At 10:42 da tarde, Armando Rocheteau said…
Tenho uma dúvida. Cartesiana? Não sei se gosto mais dos teus posts se dos comentários aqui e na blogosfera.
At 4:52 da manhã, Táxi Pluvioso said…
Claro que os comentários são melhores. Os posts estão a ficar muito grandes, mas neste não me contive em falar dos nossos bispos. Fiquei comovido com a sua alegria pelas galerias do Vaticano, pareciam umas crianças com balão de hélio, e depois o Papa manda-os separar o sagrado do profano. Como se eles fossem uns Mirceas Eliades para saber a diferença.
Os vídeos que escolhi são verdadeiros tesouros da música americana da década de 60. Queria dar uma ideia do ambiente que se vivia na época. Por um lado a América corporativa produzindo entretenimento para os jovens. E pelo outro os jovens produzindo e consumindo as suas próprias coisas. Claro que passados uns anos foi tudo recuperado e integrado. Até o Smithsonian queria comprar o autocarro do Ken Kesey. Não há margens, no sentido de Derrida, ou noutro sentido, nos negócios humanos.
At 6:30 da tarde, Jana said…
Tenho a declarar que os teus posts são realmente compridos, mas únicos!

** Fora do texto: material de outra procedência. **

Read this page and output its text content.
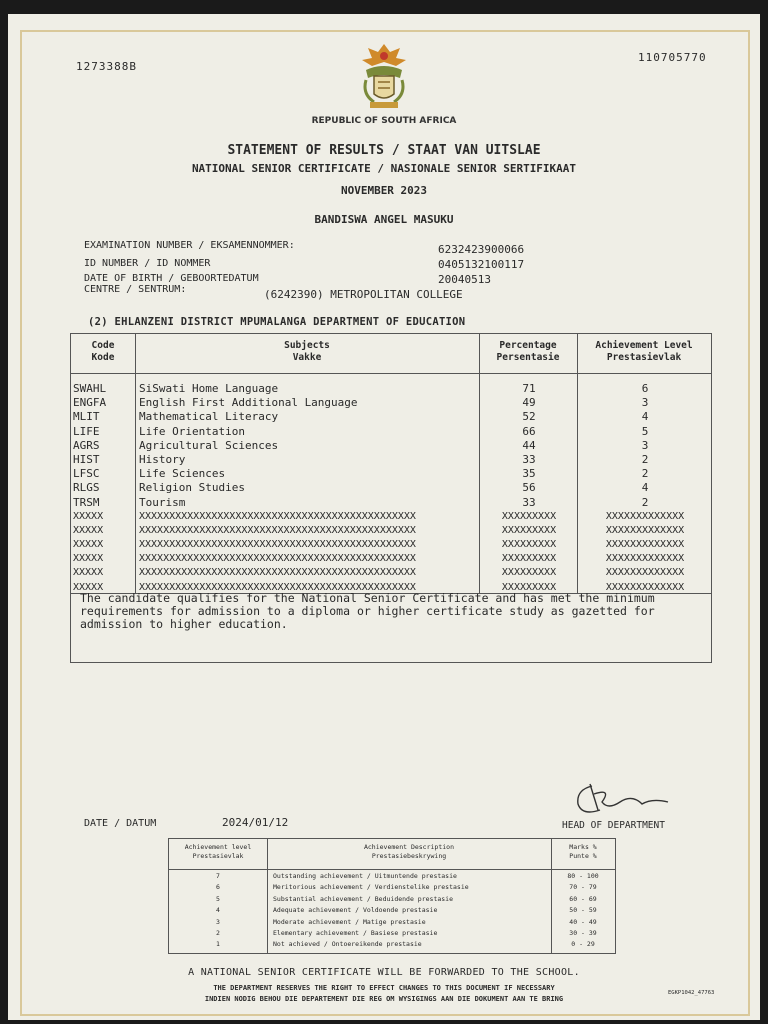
1273388B
110705770
REPUBLIC OF SOUTH AFRICA
STATEMENT OF RESULTS / STAAT VAN UITSLAE
NATIONAL SENIOR CERTIFICATE / NASIONALE SENIOR SERTIFIKAAT
NOVEMBER 2023
BANDISWA ANGEL MASUKU
EXAMINATION NUMBER / EKSAMENNOMMER:	6232423900066
ID NUMBER / ID NOMMER	0405132100117
DATE OF BIRTH / GEBOORTEDATUM	20040513
CENTRE / SENTRUM:	(6242390) METROPOLITAN COLLEGE
(2) EHLANZENI DISTRICT MPUMALANGA DEPARTMENT OF EDUCATION
Code
Kode
Subjects
Vakke
Percentage
Persentasie
Achievement Level
Prestasievlak
SWAHL	SiSwati Home Language	71	6
ENGFA	English First Additional Language	49	3
MLIT	Mathematical Literacy	52	4
LIFE	Life Orientation	66	5
AGRS	Agricultural Sciences	44	3
HIST	History	33	2
LFSC	Life Sciences	35	2
RLGS	Religion Studies	56	4
TRSM	Tourism	33	2
XXXXX	XXXXXXXXXXXXXXXXXXXXXXXXXXXXXXXXXXXXXXXXXXXXXX	XXXXXXXXX	XXXXXXXXXXXXX
XXXXX	XXXXXXXXXXXXXXXXXXXXXXXXXXXXXXXXXXXXXXXXXXXXXX	XXXXXXXXX	XXXXXXXXXXXXX
XXXXX	XXXXXXXXXXXXXXXXXXXXXXXXXXXXXXXXXXXXXXXXXXXXXX	XXXXXXXXX	XXXXXXXXXXXXX
XXXXX	XXXXXXXXXXXXXXXXXXXXXXXXXXXXXXXXXXXXXXXXXXXXXX	XXXXXXXXX	XXXXXXXXXXXXX
XXXXX	XXXXXXXXXXXXXXXXXXXXXXXXXXXXXXXXXXXXXXXXXXXXXX	XXXXXXXXX	XXXXXXXXXXXXX
XXXXX	XXXXXXXXXXXXXXXXXXXXXXXXXXXXXXXXXXXXXXXXXXXXXX	XXXXXXXXX	XXXXXXXXXXXXX
The candidate qualifies for the National Senior Certificate and has met the minimum requirements for admission to a diploma or higher certificate study as gazetted for admission to higher education.
DATE / DATUM	2024/01/12	HEAD OF DEPARTMENT
Achievement level
Prestasievlak
Achievement Description
Prestasiebeskrywing
Marks %
Punte %
7	Outstanding achievement / Uitmuntende prestasie	80 - 100
6	Meritorious achievement / Verdienstelike prestasie	70 - 79
5	Substantial achievement / Beduidende prestasie	60 - 69
4	Adequate achievement / Voldoende prestasie	50 - 59
3	Moderate achievement / Matige prestasie	40 - 49
2	Elementary achievement / Basiese prestasie	30 - 39
1	Not achieved / Ontoereikende prestasie	0 - 29
A NATIONAL SENIOR CERTIFICATE WILL BE FORWARDED TO THE SCHOOL.
THE DEPARTMENT RESERVES THE RIGHT TO EFFECT CHANGES TO THIS DOCUMENT IF NECESSARY
INDIEN NODIG BEHOU DIE DEPARTEMENT DIE REG OM WYSIGINGS AAN DIE DOKUMENT AAN TE BRING
EGKP1042_47763
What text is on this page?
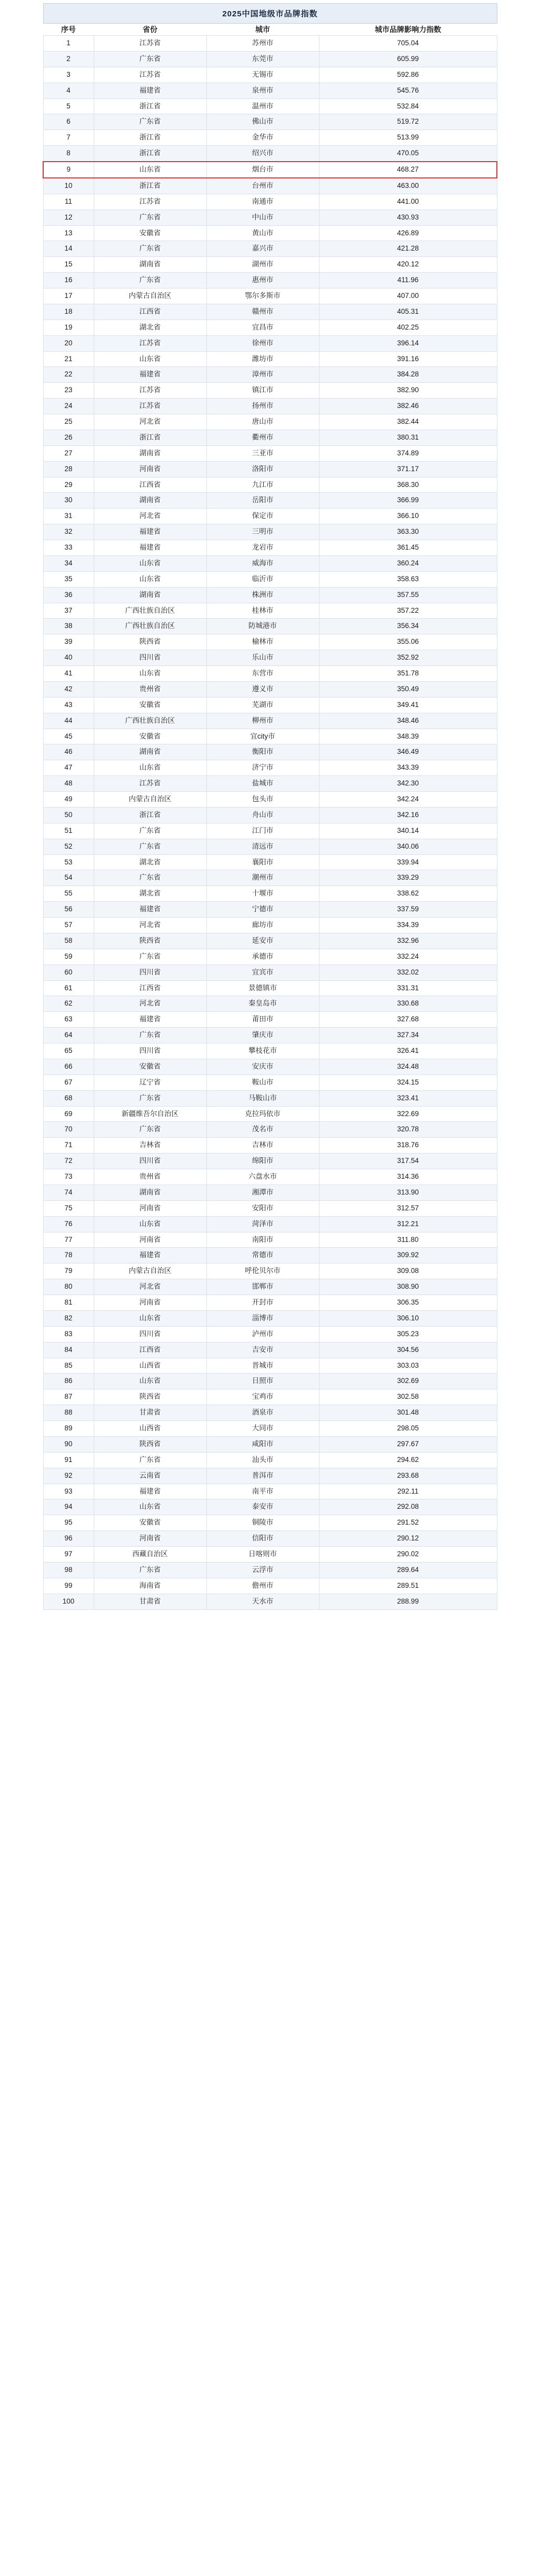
2025中国地级市品牌指数			
序号	省份	城市	城市品牌影响力指数
1	江苏省	苏州市	705.04
2	广东省	东莞市	605.99
3	江苏省	无锡市	592.86
4	福建省	泉州市	545.76
5	浙江省	温州市	532.84
6	广东省	佛山市	519.72
7	浙江省	金华市	513.99
8	浙江省	绍兴市	470.05
9	山东省	烟台市	468.27
10	浙江省	台州市	463.00
11	江苏省	南通市	441.00
12	广东省	中山市	430.93
13	安徽省	黄山市	426.89
14	广东省	嘉兴市	421.28
15	湖南省	湖州市	420.12
16	广东省	惠州市	411.96
17	内蒙古自治区	鄂尔多斯市	407.00
18	江西省	赣州市	405.31
19	湖北省	宜昌市	402.25
20	江苏省	徐州市	396.14
21	山东省	潍坊市	391.16
22	福建省	漳州市	384.28
23	江苏省	镇江市	382.90
24	江苏省	扬州市	382.46
25	河北省	唐山市	382.44
26	浙江省	衢州市	380.31
27	湖南省	三亚市	374.89
28	河南省	洛阳市	371.17
29	江西省	九江市	368.30
30	湖南省	岳阳市	366.99
31	河北省	保定市	366.10
32	福建省	三明市	363.30
33	福建省	龙岩市	361.45
34	山东省	威海市	360.24
35	山东省	临沂市	358.63
36	湖南省	株洲市	357.55
37	广西壮族自治区	桂林市	357.22
38	广西壮族自治区	防城港市	356.34
39	陕西省	榆林市	355.06
40	四川省	乐山市	352.92
41	山东省	东营市	351.78
42	贵州省	遵义市	350.49
43	安徽省	芜湖市	349.41
44	广西壮族自治区	柳州市	348.46
45	安徽省	宜city市	348.39
46	湖南省	衡阳市	346.49
47	山东省	济宁市	343.39
48	江苏省	盐城市	342.30
49	内蒙古自治区	包头市	342.24
50	浙江省	舟山市	342.16
51	广东省	江门市	340.14
52	广东省	清远市	340.06
53	湖北省	襄阳市	339.94
54	广东省	潮州市	339.29
55	湖北省	十堰市	338.62
56	福建省	宁德市	337.59
57	河北省	廊坊市	334.39
58	陕西省	延安市	332.96
59	广东省	承德市	332.24
60	四川省	宜宾市	332.02
61	江西省	景德镇市	331.31
62	河北省	秦皇岛市	330.68
63	福建省	莆田市	327.68
64	广东省	肇庆市	327.34
65	四川省	攀枝花市	326.41
66	安徽省	安庆市	324.48
67	辽宁省	鞍山市	324.15
68	广东省	马鞍山市	323.41
69	新疆维吾尔自治区	克拉玛依市	322.69
70	广东省	茂名市	320.78
71	吉林省	吉林市	318.76
72	四川省	绵阳市	317.54
73	贵州省	六盘水市	314.36
74	湖南省	湘潭市	313.90
75	河南省	安阳市	312.57
76	山东省	菏泽市	312.21
77	河南省	南阳市	311.80
78	福建省	常德市	309.92
79	内蒙古自治区	呼伦贝尔市	309.08
80	河北省	邯郸市	308.90
81	河南省	开封市	306.35
82	山东省	淄博市	306.10
83	四川省	泸州市	305.23
84	江西省	吉安市	304.56
85	山西省	晋城市	303.03
86	山东省	日照市	302.69
87	陕西省	宝鸡市	302.58
88	甘肃省	酒泉市	301.48
89	山西省	大同市	298.05
90	陕西省	咸阳市	297.67
91	广东省	汕头市	294.62
92	云南省	普洱市	293.68
93	福建省	南平市	292.11
94	山东省	泰安市	292.08
95	安徽省	铜陵市	291.52
96	河南省	信阳市	290.12
97	西藏自治区	日喀则市	290.02
98	广东省	云浮市	289.64
99	海南省	儋州市	289.51
100	甘肃省	天水市	288.99
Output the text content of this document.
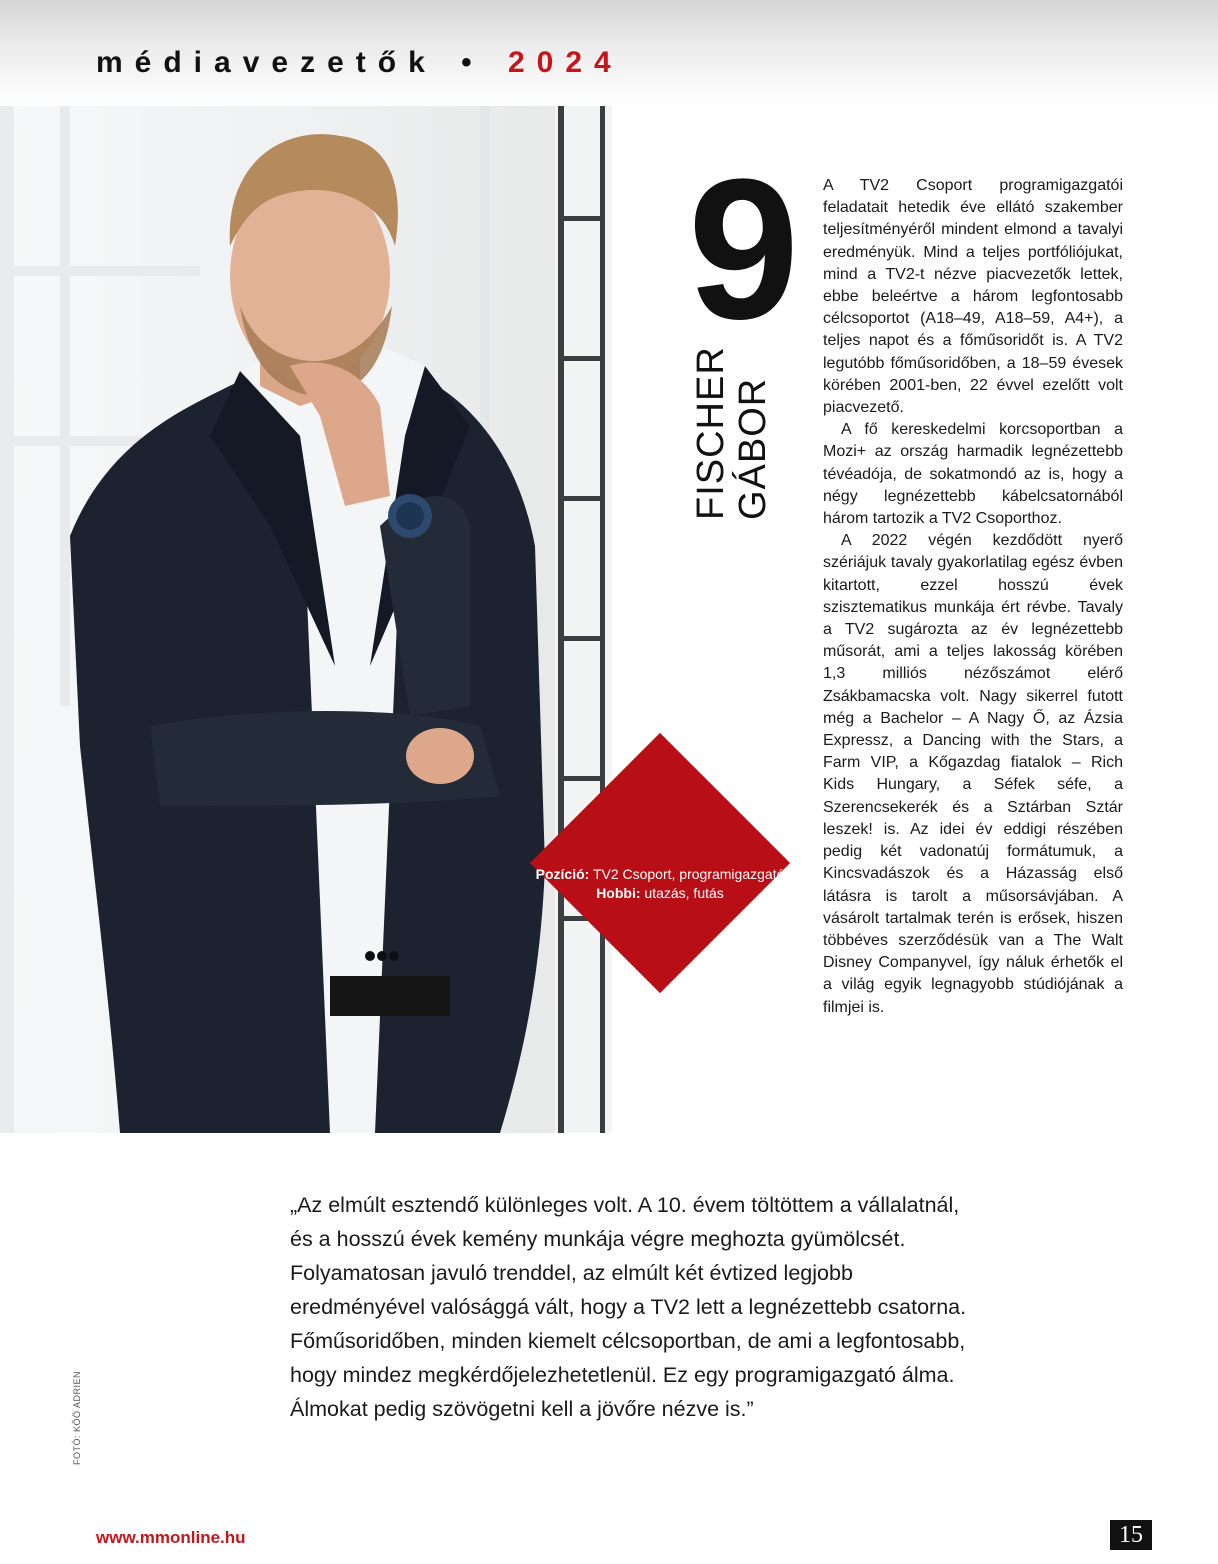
médiavezetők • 2024
9
FISCHER GÁBOR
Pozíció: TV2 Csoport, programigazgató
Hobbi: utazás, futás

A TV2 Csoport programigazgatói feladatait hetedik éve ellátó szakember teljesítményéről mindent elmond a tavalyi eredményük. Mind a teljes portfóliójukat, mind a TV2-t nézve piacvezetők lettek, ebbe beleértve a három legfontosabb célcsoportot (A18–49, A18–59, A4+), a teljes napot és a főműsoridőt is. A TV2 legutóbb főműsoridőben, a 18–59 évesek körében 2001-ben, 22 évvel ezelőtt volt piacvezető.

A fő kereskedelmi korcsoportban a Mozi+ az ország harmadik legnézettebb tévéadója, de sokatmondó az is, hogy a négy legnézettebb kábelcsatornából három tartozik a TV2 Csoporthoz.

A 2022 végén kezdődött nyerő szériájuk tavaly gyakorlatilag egész évben kitartott, ezzel hosszú évek szisztematikus munkája ért révbe. Tavaly a TV2 sugározta az év legnézettebb műsorát, ami a teljes lakosság körében 1,3 milliós nézőszámot elérő Zsákbamacska volt. Nagy sikerrel futott még a Bachelor – A Nagy Ő, az Ázsia Expressz, a Dancing with the Stars, a Farm VIP, a Kőgazdag fiatalok – Rich Kids Hungary, a Séfek séfe, a Szerencsekerék és a Sztárban Sztár leszek! is. Az idei év eddigi részében pedig két vadonatúj formátumuk, a Kincsvadászok és a Házasság első látásra is tarolt a műsorsávjában. A vásárolt tartalmak terén is erősek, hiszen többéves szerződésük van a The Walt Disney Companyvel, így náluk érhetők el a világ egyik legnagyobb stúdiójának a filmjei is.

„Az elmúlt esztendő különleges volt. A 10. évem töltöttem a vállalatnál, és a hosszú évek kemény munkája végre meghozta gyümölcsét. Folyamatosan javuló trenddel, az elmúlt két évtized legjobb eredményével valósággá vált, hogy a TV2 lett a legnézettebb csatorna. Főműsoridőben, minden kiemelt célcsoportban, de ami a legfontosabb, hogy mindez megkérdőjelezhetetlenül. Ez egy programigazgató álma. Álmokat pedig szövögetni kell a jövőre nézve is.”
FOTÓ: KŐÖ ADRIEN
www.mmonline.hu	15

Só vou comentar a parte da religiosidade portuguesa, ainda que o santuário de fátima tenha uns lucros imensos, e os estádios se encham para ver onze palhaços a andar e a dizer que soam a camisa pela tuguisse, a alma destes portugueses é de ocasião, vão a fátima nos dias 13 quaisquer e a sua fé é feita de acções que possam ser vistas e reconhecidas pelos outros...e ao futebol vestidos de palhaços pare ver se uma camâra pára sobre eles... isso para mim não é nada, ainda que com consequências mais nefastas ao nível da moral e da religião!
Bj
At 9:34 da manhã, Táxi Pluvioso said…
É verdade que os posts estão a ficar muito longos, em compensação só escrevo um por semana. Neste então abusei, mas tinha que meter alguns extractos de poemas e umas palavras para situar as várias bandas.
Qualquer estudo sociológico, ou psicológico, sério não pode dissociar a religião dos portugueses. Não digo que ela não seja ignorada nalguns meios urbanos, mas isso é uma minoria e Portugal não é Lisboa. Se formos para o país real é a religião que comanda as mentes tal como sucede desde a Idade Média. Pouco avançou Portugal apesar da euforia actual.